Not many junior high students asked for a typewriter and a filing cabinet on their Christmas wish lists, but Melissa Larson, now a teaching professor in the School of Accountancy at BYU Marriott School of Business, found it necessary. Larson asked for these items as a way to help transform herself into the student she wanted to be; she eventually became the first individual in her family to pursue higher education.
In her Tuesday devotional address, Larson stated that transferring to BYU’s accounting program was difficult and gave her many opportunities to transform into a better version of herself. She explained that transforming moments are essential for individuals to become their best selves.
“'’Be not conformed to this world: but be ye transformed,”’ Larson quoted from the New Testament. “Transformational experiences can be uncomfortable and challenging, but they are essential for our growth and development.”
The mission of BYU is rooted in helping individuals achieve perfection and eternal life through an intensive education that is “spiritually strengthening, intellectually enlarging, character building and leading to lifelong learning and service.” Larson explained that the aims of a BYU education are not only to help students earn a college degree but are also blueprints for personal transformation.

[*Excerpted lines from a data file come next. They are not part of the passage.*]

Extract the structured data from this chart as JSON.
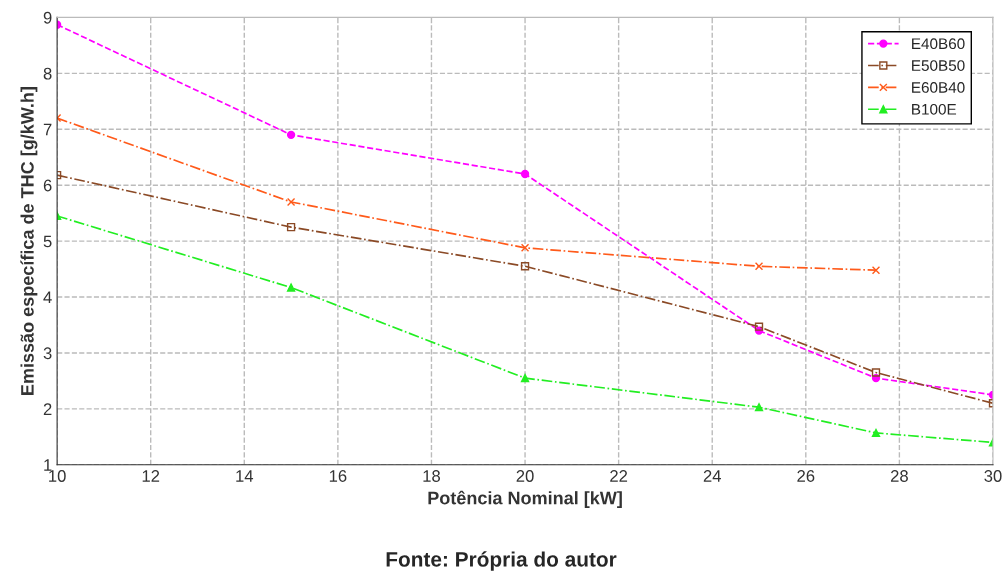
{
  "chart_data": {
    "type": "line",
    "xlabel": "Potência Nominal [kW]",
    "ylabel": "Emissão específica de THC [g/kW.h]",
    "annotations": [
      "Fonte: Própria do autor"
    ],
    "x": [
      10,
      15,
      20,
      25,
      27.5,
      30
    ],
    "series": [
      {
        "name": "E40B60",
        "color": "#ff00ff",
        "marker": "circle",
        "line_style": "dashed",
        "values": [
          8.87,
          6.9,
          6.2,
          3.4,
          2.55,
          2.25
        ]
      },
      {
        "name": "E50B50",
        "color": "#8b4a26",
        "marker": "square",
        "line_style": "dashdot",
        "values": [
          6.18,
          5.25,
          4.55,
          3.47,
          2.65,
          2.1
        ]
      },
      {
        "name": "E60B40",
        "color": "#ff5a1a",
        "marker": "cross",
        "line_style": "dashdot",
        "values": [
          7.2,
          5.7,
          4.88,
          4.55,
          4.48,
          null
        ]
      },
      {
        "name": "B100E",
        "color": "#22ee22",
        "marker": "triangle",
        "line_style": "dashdot",
        "values": [
          5.45,
          4.17,
          2.55,
          2.03,
          1.57,
          1.4
        ]
      }
    ],
    "xlim": [
      10,
      30
    ],
    "xticks": [
      10,
      12,
      14,
      16,
      18,
      20,
      22,
      24,
      26,
      28,
      30
    ],
    "ylim": [
      1,
      9
    ],
    "yticks": [
      1,
      2,
      3,
      4,
      5,
      6,
      7,
      8,
      9
    ],
    "grid": true,
    "legend": "top right"
  }
}
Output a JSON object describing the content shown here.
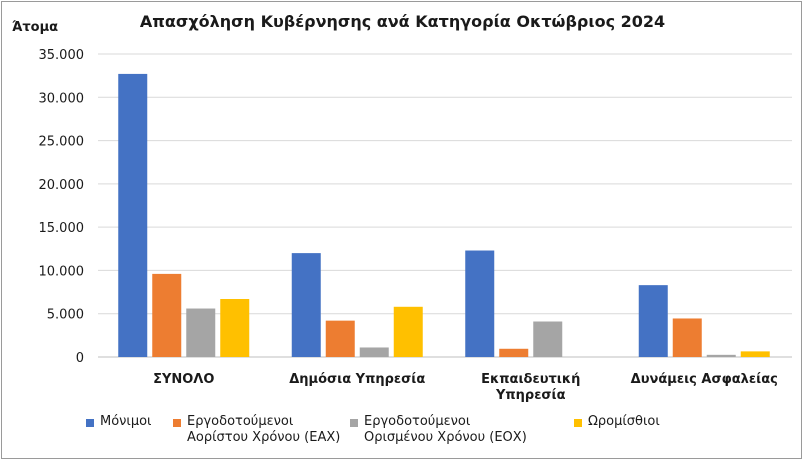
{
  "chart_data": {
    "type": "bar",
    "title": "Απασχόληση Κυβέρνησης ανά Κατηγορία Οκτώβριος 2024",
    "ylabel": "Άτομα",
    "xlabel": "",
    "ylim": [
      0,
      35000
    ],
    "yticks": [
      "0",
      "5.000",
      "10.000",
      "15.000",
      "20.000",
      "25.000",
      "30.000",
      "35.000"
    ],
    "ytick_values": [
      0,
      5000,
      10000,
      15000,
      20000,
      25000,
      30000,
      35000
    ],
    "grid": true,
    "legend_position": "bottom",
    "categories": [
      "ΣΥΝΟΛΟ",
      "Δημόσια Υπηρεσία",
      "Εκπαιδευτική\nΥπηρεσία",
      "Δυνάμεις Ασφαλείας"
    ],
    "series": [
      {
        "name": "Μόνιμοι",
        "color": "#4472C4",
        "values": [
          32700,
          12000,
          12300,
          8300
        ]
      },
      {
        "name": "Εργοδοτούμενοι\nΑορίστου Χρόνου (ΕΑΧ)",
        "color": "#ED7D31",
        "values": [
          9600,
          4200,
          950,
          4450
        ]
      },
      {
        "name": "Εργοδοτούμενοι\nΟρισμένου Χρόνου (ΕΟΧ)",
        "color": "#A5A5A5",
        "values": [
          5600,
          1100,
          4100,
          250
        ]
      },
      {
        "name": "Ωρομίσθιοι",
        "color": "#FFC000",
        "values": [
          6700,
          5800,
          0,
          650
        ]
      }
    ]
  }
}
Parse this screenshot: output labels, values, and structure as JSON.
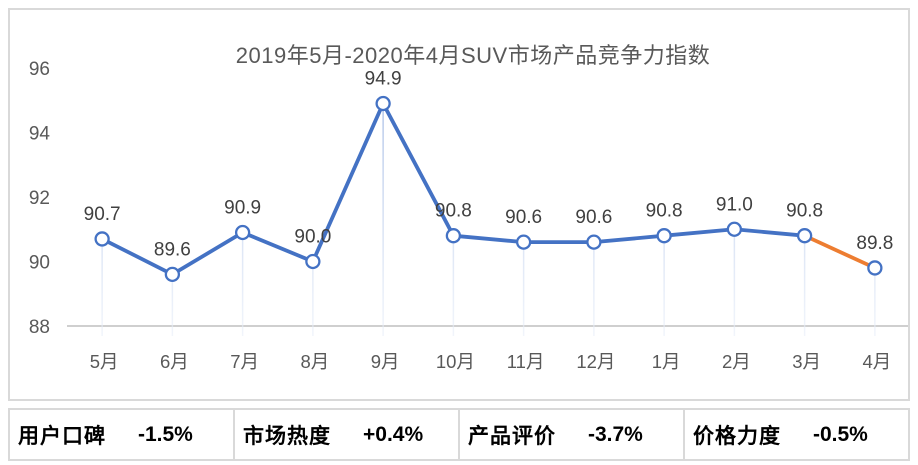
{
  "chart_data": {
    "type": "line",
    "title": "2019年5月-2020年4月SUV市场产品竞争力指数",
    "categories": [
      "5月",
      "6月",
      "7月",
      "8月",
      "9月",
      "10月",
      "11月",
      "12月",
      "1月",
      "2月",
      "3月",
      "4月"
    ],
    "series": [
      {
        "values": [
          90.7,
          89.6,
          90.9,
          90.0,
          94.9,
          90.8,
          90.6,
          90.6,
          90.8,
          91.0,
          90.8,
          89.8
        ],
        "color": "#4472C4",
        "last_segment_color": "#ED7D31",
        "marker": "open-circle",
        "data_labels": [
          "90.7",
          "89.6",
          "90.9",
          "90.0",
          "94.9",
          "90.8",
          "90.6",
          "90.6",
          "90.8",
          "91.0",
          "90.8",
          "89.8"
        ]
      }
    ],
    "xlabel": "",
    "ylabel": "",
    "ylim": [
      88,
      96.5
    ],
    "y_ticks": [
      88,
      90,
      92,
      94,
      96
    ],
    "grid": false,
    "legend": false,
    "drop_lines": true
  },
  "colors": {
    "line_blue": "#4472C4",
    "segment_orange": "#ED7D31",
    "marker_fill": "#ffffff",
    "drop_line_top": "#AFC3E8",
    "drop_line_bottom": "#E9EFF9",
    "baseline": "#BFBFBF",
    "axis_text": "#595959",
    "data_label_text": "#404040",
    "card_border": "#D9D9D9",
    "stats_text": "#000000"
  },
  "stats": {
    "items": [
      {
        "label": "用户口碑",
        "value": "-1.5%"
      },
      {
        "label": "市场热度",
        "value": "+0.4%"
      },
      {
        "label": "产品评价",
        "value": "-3.7%"
      },
      {
        "label": "价格力度",
        "value": "-0.5%"
      }
    ]
  }
}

“Why does BYU aim to help its students transform so completely, not just intellectually but in spirit, character and service too? We came to the Earth for that very purpose! To transform. To gain a body and have experiences that will help us progress and become more like our Savior, Jesus Christ.”

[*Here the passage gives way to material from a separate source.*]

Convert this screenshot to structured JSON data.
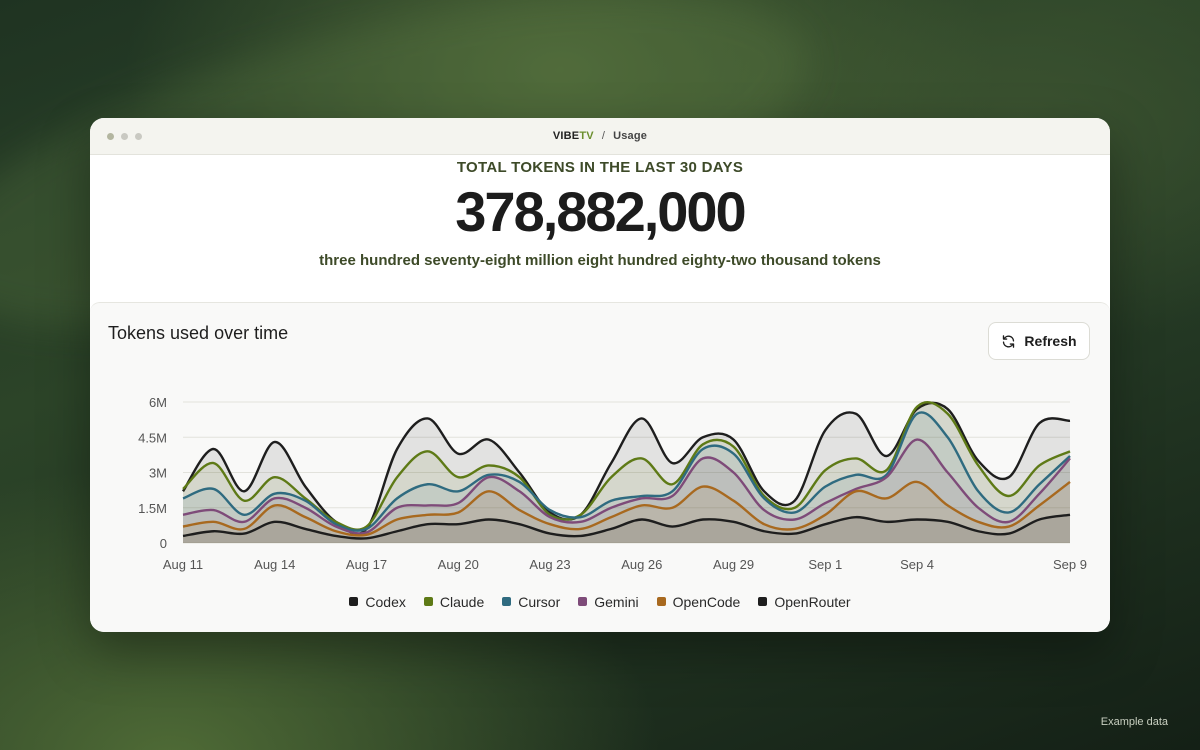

It is essential to remember that true transformation and renewal require effort and sacrifice, Larson said. One must confront opposition, relinquish old habits and shed limiting mindsets to receive a new heart and spirit.
It can be difficult not to compare your growth and transformation to those around you, Larson acknowledged. In her time in the accounting program, she often struggled with this. One night, she knelt down and told the Lord how inferior she felt compared to her peers and was surprised by the response she received.
Recounting this story, Larson shared the impressions the Spirit gave her. “You’re right, you may never be as smart as so and so. But more importantly, you may never get the opportunity to sit next to and interact with this student again. If this is the smartest person you know then why don’t you learn everything you can from him and those around you rather than comparing yourself to them? Take this opportunity to learn and grow.”
Realizing that she needed a shift in perspective, Larson learned that comparison is pointless. She explained that God doesn’t compare His children to each other.
“[God] wants us to use our differences to bless and sustain one another. Rather than doing everything on my own and constantly comparing my weaknesses to the strengths of others, I needed to ask for help!”
While transformation can be beautiful, it can sometimes be difficult to see how you're changing while in the middle of the process. Comparing our transformation to that of a caterpillar turning into a butterfly, Larson taught that we are here to grow, change and ultimately be reborn as perfected beings.
“The ‘cocoon phase’ of transformation can be difficult because we cannot clearly see the glorious end result that awaits us. And unlike the butterfly, our transformation will take much longer than nine to fourteen days. It is a lifetime pursuit.”
Larson testified that while we may feel like we are being broken down, much like the butterfly in its cocoon, the Savior will help build us up again and make us “new creatures,” if we let Him.
“By relying on the strength and comfort that our Savior offers us, we can move through transformational experiences with greater patience, peace and confidence.”